Tout au long de cette audience carnaval, Me Danglehant accuse, dénonce, révèle ! Il respire fort,
ouvre grand les yeux, Le président s’est récusé, le président doit se récuser, on ne comprend pas
bien, il y a bisbille sur la nomination des avocats siégeant. Tout le monde interpelle les avocats
siégeant, des insultes fusent, des menaces, aussi : « qu’on les pende par les couilles ! », hurle un
homme assis à la droite d’un Dieudonné hilare. « Mais il n’en a point, jeune homme » le
relance-t-on de l’autre côté de la salle. C’est l’hallali ! Dans un brouhaha infernal, chacun jette son
insulte pour nourrir la vindicte ; personne ne s’écoute, les cris redoublent, « Franc-maçon !
Faussaire ! Délinquant ! Forfaiture ! Justice de cagoulard ! ». C’est du mauvais théâtre de boulevard
qui se joue. Les acteurs tourbillonnent. Une avocate totalement hystérique s’égosille au centre de
tout cela, elle a la voix cassé, elle hurle à s’en faire sauter les cordes vocales, parle de Guy
Georges, et de juges assassins. De loin, c’est elle la plus indignée.
L’audience est désormais placée entre l’assemblée générale estudiantine et le lynchage public sur
l’échelle de la discipline. On exige que le « président » Detton quitte la salle, les autres avec. « Je
vous demande de vous déporter ! » déclare-t-il dans un trait d’esprit sans appel (un juge récusé se
« déporte », c’est le terme). Pouffement dans l’assemblée qui cadence ses imprécations avec ce
délicat slogan. « Qu’il se déporte, qu’il prenne la porte ! » jette l’un ; « la fenêtre ! » crie l’autre.
Alors les avocats du conseil de discipline se lèvent, ôtent leur robe et quittent la salle. L’audience
est renvoyée, le fond du dossier n’aura pas été abordé. « C’était le but, on ne voulait pas que cette
formation illégale puisse rendre une décision » explique un militant. Certains estiment qu’à travers
lui, c’est Dieudonné qu’on tente de déstabiliser. Tous sont d’accord : il a voulu dénoncer des
pratiques illégales dans la magistrature, il en paye le prix.

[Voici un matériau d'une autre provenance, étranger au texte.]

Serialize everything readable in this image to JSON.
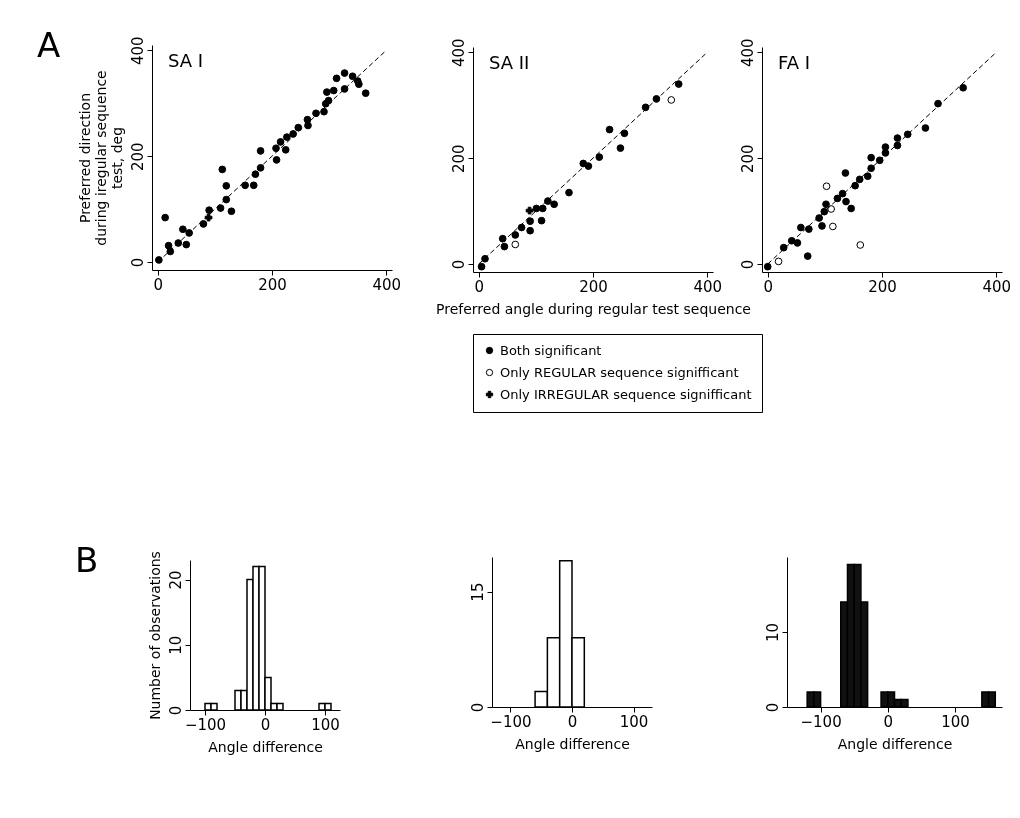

L’épopée s’achève dans l’exubérance la plus totale. Un petit homme aux cheveux longs retire son
t-shirt, imite le gorille. Et c’est dans une Marseillaise vindicative, hurlée le poing levé que le «
Torero » Danglehant quitte sa panoplie d’avocat persécuté. Dehors, quelques policiers en patin à
roulettes sont venus sécuriser l’entrée, et la nuée de caméras déjà se jette sur le héros d’opérette.